Dexter Is Delicious: Dexter Morgan (5)
Everyone’s favorite serial killer returns for a fifth outing through the darker side of Miami, and the theme this time is definitely family.
Dexter Morgan has worked hard at fitting in: working an unusual but socially useful job as a forensic blood spatter expert, watching sitcoms to refine his understanding of normal people, working hard to keep his dark side secret while he practices “recreational homicide:” vivisecting other murderers. Dexter even became a family man with a wife and two stepchildren—but now there’s Lily Ann, his newborn daughter, and new feelings as well.
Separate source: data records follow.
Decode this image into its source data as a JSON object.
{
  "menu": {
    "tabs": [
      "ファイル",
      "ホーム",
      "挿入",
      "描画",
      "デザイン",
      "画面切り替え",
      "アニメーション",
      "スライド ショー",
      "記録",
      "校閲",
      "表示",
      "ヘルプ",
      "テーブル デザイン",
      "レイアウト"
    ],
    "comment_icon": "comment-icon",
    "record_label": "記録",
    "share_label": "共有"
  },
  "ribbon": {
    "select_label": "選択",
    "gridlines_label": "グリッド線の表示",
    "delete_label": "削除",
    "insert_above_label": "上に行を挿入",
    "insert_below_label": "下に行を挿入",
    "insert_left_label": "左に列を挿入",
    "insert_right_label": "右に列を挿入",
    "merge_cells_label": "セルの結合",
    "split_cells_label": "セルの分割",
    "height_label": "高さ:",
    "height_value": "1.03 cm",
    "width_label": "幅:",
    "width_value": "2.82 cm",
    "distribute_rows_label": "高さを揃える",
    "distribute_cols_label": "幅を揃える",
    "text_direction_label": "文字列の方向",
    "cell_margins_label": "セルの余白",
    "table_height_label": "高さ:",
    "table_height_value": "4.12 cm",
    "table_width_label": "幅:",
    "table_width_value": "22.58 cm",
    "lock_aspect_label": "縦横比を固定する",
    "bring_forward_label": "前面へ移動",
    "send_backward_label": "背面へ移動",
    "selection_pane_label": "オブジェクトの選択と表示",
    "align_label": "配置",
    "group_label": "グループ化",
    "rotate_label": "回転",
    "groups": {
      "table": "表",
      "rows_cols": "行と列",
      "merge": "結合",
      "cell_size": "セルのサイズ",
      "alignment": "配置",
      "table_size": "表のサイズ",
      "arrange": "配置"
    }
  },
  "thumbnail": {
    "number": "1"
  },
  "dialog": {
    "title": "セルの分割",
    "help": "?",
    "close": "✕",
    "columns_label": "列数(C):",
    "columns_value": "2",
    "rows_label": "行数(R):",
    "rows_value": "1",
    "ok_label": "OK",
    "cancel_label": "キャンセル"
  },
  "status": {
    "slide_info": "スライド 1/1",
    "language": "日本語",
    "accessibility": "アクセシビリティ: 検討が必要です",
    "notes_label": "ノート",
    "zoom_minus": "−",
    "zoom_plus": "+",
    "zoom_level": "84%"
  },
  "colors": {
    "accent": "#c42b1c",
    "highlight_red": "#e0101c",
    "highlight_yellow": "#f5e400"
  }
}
Love? Maybe. Whatever it is, it’s got Dexter considering some big changes in his life: “Lily Ann is here and I want to be different. I want to be better than what I have been. . . . I don’t want to be Dark Dexter any more.”
You can imagine how his Dark Passenger, the fractured shard of personality that enjoys killing so much, feels about that.
But time and crime wait for no one in Miami, especially a blissed-out new parent. Eighteen-year-old Samantha Aldoval is missing. The crime scene is covered with blood—too much blood, and none of it hers. The girl had been hanging out with a crew of Goth vampire-wannabes, and the son of a powerful political figure seems a likely suspect.
Hard-headed Deborah, Dexter’s cop sister, is certain Samantha is still alive. The last thing Dexter wants is to get dragged into the case as her sidekick, but he can’t say no to his sister. Especially when her stubbornness is likely to get her fired.
Meanwhile, Dexter’s brother Brian has returned, and neatly managed to insert himself into Dexter’s growing family. This wouldn’t be so bad, if Brian weren’t also the kind of killer Dexter normally hunts. He’s up to something; the question is, what?
Things get complicated fast. Vampires lead to, of all things, cannibals, and all too soon, Dexter’s on the menu. Has Dexter finally met someone darker than he is?
Lindsay neatly contrasts sunny Miami’s steamy streets and the danger behind the scenes. Dexter’s self-deprecating honesty and constant reevaluation of his actions makes him all too human in the midst of the most horrifying behavior. After all, this is a man who watches television to learn how and when it’s appropriate to laugh.
What makes Dexter so mesmerizing is how he forces us to adjust our idea of normal. After all, compared to the villains he encounters, Dexter is positively civilized. And when it comes down to basics, who’s more sane? Dexter, the vigilante serial killer with a family and an honest job, or straight-and-narrow Deb, so obsessed with catching the bad guys that she often can’t work within the system to which she’s dedicated her life?
Everything about the Dexter series is completely over the top: the “hero,” the crimes, the villains, the relationships—and yet it works. And that is what makes it so entertaining.